Autopsia e ipotesi iniziali
L'esame autoptico condotto sul corpo della Sanvoisin non aveva rivelato evidenti segni di traumi esterni o violenza fisica. Gli accertamenti medici avevano confermato che il decesso fosse attribuibile ad un arresto cardiaco. Questa conclusione aveva inizialmente orientato le indagini verso altre direzioni.
Tuttavia, nel corso delle indagini, i pubblici ministeri della capitale hanno raccolto nuovi elementi. Questi elementi sembrano riferirsi al periodo precedente al tragico evento. Tali scoperte hanno portato all'ipotesi di procedere con un'accusa di maltrattamenti.
Indagini sulla pusher e sviluppi legali
Nell'abitazione di Giacomo Celluprica, le forze dell'ordine avevano rinvenuto numerosi flaconi di metadone. Il 35enne era stato precedentemente assolto nel maggio scorso dall'accusa di detenzione di stupefacenti ai fini di spaccio. Questa assoluzione aveva segnato una tappa importante nel procedimento.
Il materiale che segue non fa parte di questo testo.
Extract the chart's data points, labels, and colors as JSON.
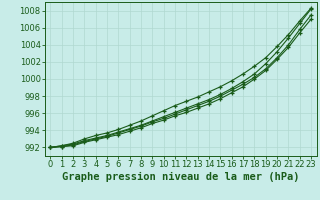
{
  "title": "Graphe pression niveau de la mer (hPa)",
  "x": [
    0,
    1,
    2,
    3,
    4,
    5,
    6,
    7,
    8,
    9,
    10,
    11,
    12,
    13,
    14,
    15,
    16,
    17,
    18,
    19,
    20,
    21,
    22,
    23
  ],
  "line1": [
    992.0,
    992.2,
    992.4,
    992.8,
    993.1,
    993.4,
    993.8,
    994.2,
    994.6,
    995.1,
    995.6,
    996.1,
    996.6,
    997.1,
    997.6,
    998.2,
    998.9,
    999.7,
    1000.6,
    1001.8,
    1003.2,
    1004.8,
    1006.5,
    1008.2
  ],
  "line2": [
    992.0,
    992.2,
    992.5,
    993.0,
    993.4,
    993.7,
    994.1,
    994.6,
    995.1,
    995.7,
    996.3,
    996.9,
    997.4,
    997.9,
    998.5,
    999.1,
    999.8,
    1000.6,
    1001.5,
    1002.5,
    1003.8,
    1005.2,
    1006.8,
    1008.3
  ],
  "line3": [
    992.0,
    992.1,
    992.3,
    992.7,
    993.0,
    993.3,
    993.7,
    994.1,
    994.5,
    995.0,
    995.4,
    995.9,
    996.4,
    996.9,
    997.4,
    998.0,
    998.7,
    999.4,
    1000.2,
    1001.2,
    1002.5,
    1004.0,
    1005.8,
    1007.5
  ],
  "line4": [
    992.0,
    992.1,
    992.2,
    992.6,
    992.9,
    993.2,
    993.5,
    993.9,
    994.3,
    994.8,
    995.2,
    995.7,
    996.1,
    996.6,
    997.1,
    997.7,
    998.4,
    999.1,
    1000.0,
    1001.0,
    1002.3,
    1003.7,
    1005.4,
    1007.0
  ],
  "ylim": [
    991.0,
    1009.0
  ],
  "xlim": [
    -0.5,
    23.5
  ],
  "yticks": [
    992,
    994,
    996,
    998,
    1000,
    1002,
    1004,
    1006,
    1008
  ],
  "xticks": [
    0,
    1,
    2,
    3,
    4,
    5,
    6,
    7,
    8,
    9,
    10,
    11,
    12,
    13,
    14,
    15,
    16,
    17,
    18,
    19,
    20,
    21,
    22,
    23
  ],
  "line_color": "#1a5c1a",
  "bg_color": "#c8ece8",
  "grid_color": "#b0d8d0",
  "title_fontsize": 7.5,
  "tick_fontsize": 6.0,
  "figsize": [
    3.2,
    2.0
  ],
  "dpi": 100
}
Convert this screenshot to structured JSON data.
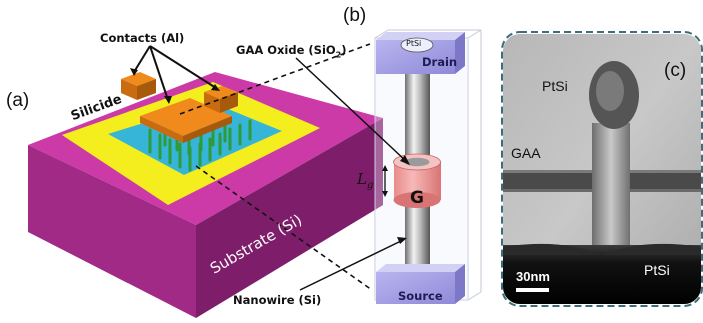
{
  "panel_a": {
    "label": "(a)",
    "contacts_label": "Contacts (Al)",
    "silicide_label": "Silicide",
    "substrate_label": "Substrate (Si)",
    "colors": {
      "substrate_top": "#cc3aa8",
      "substrate_front": "#a02a86",
      "substrate_side": "#7e1d6a",
      "silicide": "#f4ee1e",
      "oxide": "#37b5d8",
      "pad": "#f08a1c",
      "wire": "#2d9b3a"
    }
  },
  "panel_b": {
    "label": "(b)",
    "top_cap_label": "PtSi",
    "drain_label": "Drain",
    "source_label": "Source",
    "gate_label": "G",
    "lg_label": "L",
    "lg_sub": "g",
    "oxide_label": "GAA Oxide (SiO",
    "oxide_sub": "2",
    "oxide_close": ")",
    "nanowire_label": "Nanowire (Si)"
  },
  "panel_c": {
    "label": "(c)",
    "ptsi_top": "PtSi",
    "gaa": "GAA",
    "ptsi_bottom": "PtSi",
    "scale": "30nm"
  }
}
La famiglia di Camilla Sanvoisin, rappresentata legalmente dagli avvocati Enrico Modica ed Elisa Scaroina, è parte attiva nel procedimento. Le indagini hanno portato all'identificazione di una pusher. Questa persona è ora indagata con l'accusa di morte come conseguenza di altro reato. La pusher avrebbe venduto la sostanza stupefacente alla coppia. La sua identificazione è avvenuta tramite l'analisi dei dati dei telefoni cellulari.
Domande frequenti
Cosa è successo a Camilla Sanvoisin?
Camilla Sanvoisin è stata trovata morta nella casa del suo compagno nel febbraio 2023; le indagini ora ipotizzano maltrattamenti.
Chi è indagato per la morte di Camilla Sanvoisin?
Oltre al compagno, è indagata una pusher accusata di aver venduto droga alla coppia, con l'ipotesi di morte come conseguenza di altro reato.